Aku mengamati terus para anak pejabat kota T ini hingga tak memperhatikan jalanan di depanku. Entah apa sebabnya, yang jelas kecelakaan ini terjadi cepat sekali. Aku tak bisa mengendalikan sepeda ontelku. Aku berteriak-teriak panik. Aku terjatuh dari sepedaku dan berguling dari atas hingga dasar lembah sementara sepedaku... Oh... Oh... Sepedaku... Ia melayang....

Ketika akhirnya berhenti juga aku berguling, aku sadar aku telah mendarat di tempat yang tidak seharusnya. Kami saling berhadap-hadapan... Aku dan dia... Cowok tampan itu... Yang tadi sebangku denganku...

Aku cepat-cepat bangkit. Tanpa sempat membersihkan pakaianku dari tanah dan rumput aku terhenyak mendapati sepeda ontelku mendarat di tempat yang tidak seharusnya juga. Ia telah meretakkan kaca depan salah satu dari jejeran mobil mahal itu.

Sepeda ontelku masihlah antik dan klasik, namun ini bukan saat yang tepat untuk membatidakannya.


Seseorang memanggil namaku. Aku sudah hapal suaranya. Toto. Ya, itu dia namanya. Cowok tampan yang kini sering sebangku denganku. Yang jadi landasan empukku ketika aku terbang akibat kecelakaan kemarin itu. Sejak itu entah kenapa sepertinya dia jadi suka mendekati aku. Bukannya aku GR. Tapi aku belum berminat untuk meladeni dia. Aku sedang super bingung bagaimana aku bisa mendapatkan uang untuk mengganti kaca depan yang retak itu. Pemiliknya memang tidak sampai mencak-mencak memarahi aku, bahkan kaca retaknya pun sudah diganti dengan yang baru. Tapi itu bukan berarti aku bebas dari tanggung jawab mengganti biaya penggantian kaca. Selain itu kap mobil itu juga tergores. Goresan yang panjang dan akibatnya kapnya juga harus diganti. Jadi berapa total biaya penggantian kaca dan kap itu???

Aku benar-benar tidak tahu harus mendapatkan uang dari mana...

Cowok itu akhirnya berhasil memegang pundakku. Masih dengan nafas tersengal ia berkata sumringah, “Ina, pulang bareng aku yuk.”

“Aku udah punya kendaraanku sendiri,” kataku dingin.

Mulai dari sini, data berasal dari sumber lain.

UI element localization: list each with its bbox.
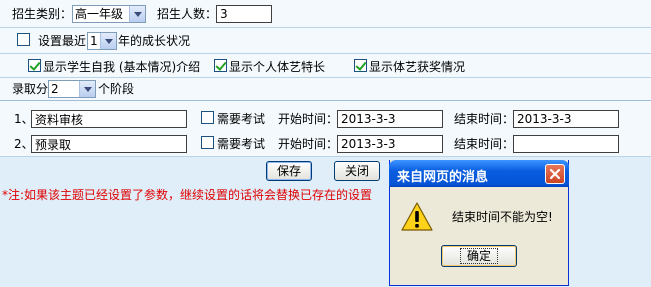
years-select[interactable]: 1 xyxy=(87,32,117,50)
stage-exam-checkbox[interactable] xyxy=(201,111,214,124)
display-options-row: 显示学生自我 (基本情况)介绍 显示个人体艺特长 显示体艺获奖情况 xyxy=(0,54,651,78)
stage-end-label: 结束时间： xyxy=(454,112,515,126)
talent-label: 显示个人体艺特长 xyxy=(229,60,326,74)
alert-dialog: 来自网页的消息 结束时间不能为空! 确定 xyxy=(389,160,569,286)
warning-note: *注:如果该主题已经设置了参数，继续设置的话将会替换已存在的设置 xyxy=(2,188,373,202)
stage-list: 1、 需要考试 开始时间： 结束时间： 2、 需要考试 开始时间： 结束时间： xyxy=(0,101,651,157)
growth-checkbox[interactable] xyxy=(17,33,30,46)
category-select-value: 高一年级 xyxy=(75,7,124,21)
category-select[interactable]: 高一年级 xyxy=(72,5,146,23)
stages-select-value: 2 xyxy=(51,82,59,96)
stage-end-input[interactable] xyxy=(513,135,619,153)
stages-row: 录取分 2 个阶段 xyxy=(0,78,651,101)
growth-row: 设置最近 1 年的成长状况 xyxy=(0,28,651,54)
stage-start-input[interactable] xyxy=(337,110,443,128)
award-label: 显示体艺获奖情况 xyxy=(369,60,466,74)
dialog-title: 来自网页的消息 xyxy=(397,170,489,185)
talent-checkbox[interactable] xyxy=(214,59,227,72)
self-intro-label: 显示学生自我 (基本情况)介绍 xyxy=(43,60,201,74)
stage-name-input[interactable] xyxy=(31,135,187,153)
chevron-down-icon xyxy=(100,33,116,49)
stage-end-input[interactable] xyxy=(513,110,619,128)
stage-exam-label: 需要考试 xyxy=(217,112,266,126)
close-icon[interactable] xyxy=(545,164,565,184)
chevron-down-icon xyxy=(129,6,145,22)
stage-start-input[interactable] xyxy=(337,135,443,153)
ok-button[interactable]: 确定 xyxy=(441,245,517,267)
warning-icon xyxy=(401,202,433,231)
award-checkbox[interactable] xyxy=(354,59,367,72)
count-label: 招生人数： xyxy=(157,7,218,21)
chevron-down-icon xyxy=(79,81,95,97)
stage-exam-checkbox[interactable] xyxy=(201,136,214,149)
stage-name-input[interactable] xyxy=(31,110,187,128)
close-x-glyph xyxy=(549,168,561,180)
stages-suffix: 个阶段 xyxy=(98,82,135,96)
growth-suffix: 年的成长状况 xyxy=(118,34,191,48)
stages-select[interactable]: 2 xyxy=(48,80,96,98)
growth-prefix: 设置最近 xyxy=(38,34,87,48)
count-input[interactable] xyxy=(216,5,272,23)
ok-label: 确定 xyxy=(459,248,498,264)
category-label: 招生类别： xyxy=(12,7,73,21)
stage-exam-label: 需要考试 xyxy=(217,137,266,151)
stage-end-label: 结束时间： xyxy=(454,137,515,151)
stage-start-label: 开始时间： xyxy=(278,112,339,126)
self-intro-checkbox[interactable] xyxy=(28,59,41,72)
dialog-message: 结束时间不能为空! xyxy=(452,210,553,224)
years-select-value: 1 xyxy=(90,34,98,48)
enrollment-row: 招生类别： 高一年级 招生人数： xyxy=(0,0,651,28)
close-button[interactable]: 关闭 xyxy=(334,161,380,181)
save-button[interactable]: 保存 xyxy=(266,161,312,181)
stage-start-label: 开始时间： xyxy=(278,137,339,151)
stages-prefix: 录取分 xyxy=(12,82,49,96)
dialog-titlebar: 来自网页的消息 xyxy=(389,160,569,187)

“Tidak masalah,” ujarnya sambil tersenyum.

Setengah jam kemudian mobil sport-nya (oh ya, dia salah satu dari anak-anak elit yang terjebak dalam kota udik ini) melaju dengan membawa aku di dalamnya dan sepeda ontelku diikat di atap mobil.

Rumahku tak begitu jauh sebetulnya dari sekolah. Tidak sampai seperempat jam kami telah sampai di belokan dekat rumahku. Aku buru-buru menyuruhnya berhenti.

“Aku turun di sini aja,” kataku sambil menurunkan sepeda ontelku. Dia ikut membantu.

“Kenapa tidak sampai depan rumahmu aja?” Aku tidak heran kalau dia heran.

“Ayahku galak,” sahutku pendek.

Dia mengangkat pundak. “Tapi nanti malam bisa kan?”

“Apa?”

“Ke Telaga Asih? Kita barusan ngomongin kan?”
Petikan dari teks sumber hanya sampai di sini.